Жизнестойкость легенды о посещении Эдгаром По Петербурга объясняется, конечно, ее исключительной привлекательностью для российских почитателей гения американской словесности. Вполне откровенно в этом отношении высказался К. Д. Бальмонт — создавший своего рода культ Эдгара По в отечественной среде почитателей «нового искусства», называвший его величайшим из поэтов-символистов и переведший на русский язык полный корпус его произведений. О том, что «возвышающий обман» для Бальмонта, знакомого с основными и наиболее авторитетными биографическими трудами об Эдгаре По, был милее и предпочтительнее «тьмы низких истин», свидетельствует фрагмент из его фундаментального «Очерка жизни Эдгара По» (в 5-м томе Собрания сочинений писателя), касающийся именно «петербургского» эпизода:
«Восемнадцатилетний юноша, в смутном очерке, явил себя поэтом, и затем, в течение целого ряда лет, от 1827-го до 1833-го года, жизнь его, в описаниях биографов, принимает противоречивые лики, и мы не знаем, был или не был он в какой-то год этого пятилетия в Европе, куда он будто поехал сражаться за греков, как, достоверно, он хотел в 1831-м году сражаться против русских за поляков, — был ли он или не был в Марселе или ином французском приморском городе, — и не очутился ли он, как то рассказывают, и как рассказывал он сам, в Петербурге, где с ним произошло будто бы обычное осложнение на почве ночного кутежа, и лишь с помощью американского посла он избежал русской тюрьмы. Или он на самом деле, как уверяют другие, под вымышленным именем Эдгара Перри, просто-напросто служил в американской армии, укрывшись, таким образом, от докучных взоров? Одно вовсе не устраняет возможности другого, и если легенда, которую можно назвать Эдгар По на Невском проспекте, есть только легенда, как радостно для нас, его любящих, что эта легенда существует!»[296]
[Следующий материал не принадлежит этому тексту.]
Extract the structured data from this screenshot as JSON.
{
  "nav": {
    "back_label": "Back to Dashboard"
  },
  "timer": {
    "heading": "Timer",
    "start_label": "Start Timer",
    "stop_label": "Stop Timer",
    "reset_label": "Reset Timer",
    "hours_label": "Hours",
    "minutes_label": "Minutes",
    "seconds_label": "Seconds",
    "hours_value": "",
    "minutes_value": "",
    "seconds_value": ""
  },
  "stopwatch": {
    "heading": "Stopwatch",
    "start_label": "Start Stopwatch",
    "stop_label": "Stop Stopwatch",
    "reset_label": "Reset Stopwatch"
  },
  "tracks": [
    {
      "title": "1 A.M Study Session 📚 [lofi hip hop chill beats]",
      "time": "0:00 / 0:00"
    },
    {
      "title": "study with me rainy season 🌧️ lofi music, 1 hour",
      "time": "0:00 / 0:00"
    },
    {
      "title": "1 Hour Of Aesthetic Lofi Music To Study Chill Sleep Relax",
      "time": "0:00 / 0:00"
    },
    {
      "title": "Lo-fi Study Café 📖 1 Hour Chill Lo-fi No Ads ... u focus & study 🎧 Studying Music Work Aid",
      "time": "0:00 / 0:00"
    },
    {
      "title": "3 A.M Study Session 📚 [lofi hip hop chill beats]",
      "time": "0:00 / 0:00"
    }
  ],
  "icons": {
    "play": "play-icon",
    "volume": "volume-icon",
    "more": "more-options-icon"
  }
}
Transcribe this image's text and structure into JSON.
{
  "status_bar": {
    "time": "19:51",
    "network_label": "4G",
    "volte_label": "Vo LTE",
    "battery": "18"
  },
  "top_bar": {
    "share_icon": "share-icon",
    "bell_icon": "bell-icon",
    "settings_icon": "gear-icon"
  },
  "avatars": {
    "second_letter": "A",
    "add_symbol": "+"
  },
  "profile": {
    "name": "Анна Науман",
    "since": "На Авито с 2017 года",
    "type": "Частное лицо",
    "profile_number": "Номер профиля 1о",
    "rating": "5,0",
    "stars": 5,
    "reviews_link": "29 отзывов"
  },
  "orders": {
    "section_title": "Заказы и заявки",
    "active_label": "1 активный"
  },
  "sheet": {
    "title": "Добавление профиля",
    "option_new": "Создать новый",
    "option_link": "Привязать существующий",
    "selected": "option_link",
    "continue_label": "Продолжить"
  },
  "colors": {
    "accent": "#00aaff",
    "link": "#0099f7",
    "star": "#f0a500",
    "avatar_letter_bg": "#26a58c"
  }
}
В подкрепление своего права довериться «легенде» Бальмонт указывает, что в биографии Эдгара По «промежуток времени между 1827-м годом и 1829-м <…> затянут неизвестностью или освещен указаниями, которые представляются недостоверными и неполно убедительными»[297]. С сомнением относится русский поэт и к факту военной службы По под именем Эдгара Перри. Эти акценты в бальмонтовском биографическом очерке вызвали особую похвалу другого поэта-символиста, Вл. Пяста — рецензента 5-го тома Собрания сочинений По: «Бальмонт сознательно избегал в построении биографии всего легендарного и был даже более осторожен, чем другие, европейские и американские, биографы. <…> Так, в неисследованной полосе 1827–29 годов Бальмонт не помещает с уверенностью По в Европу, — но и против версии о его волонтерстве в американской армии он приводит весьма ядовитые аргументы. <…> Бальмонт указывает на несоответствие примет Эдгара Перри (под именем которого По якобы зачислился в армию) с приметами поэта»[298]. Поощряя Бальмонта на словах за недоверие к «легендарному», Пяст в то же время солидаризируется с ним и в недоверии к документально установленному. И Бальмонту, и Пясту очень трудно согласиться с версией о солдатской службе По, лишающей «петербургскую» легенду каких-либо фактических оснований.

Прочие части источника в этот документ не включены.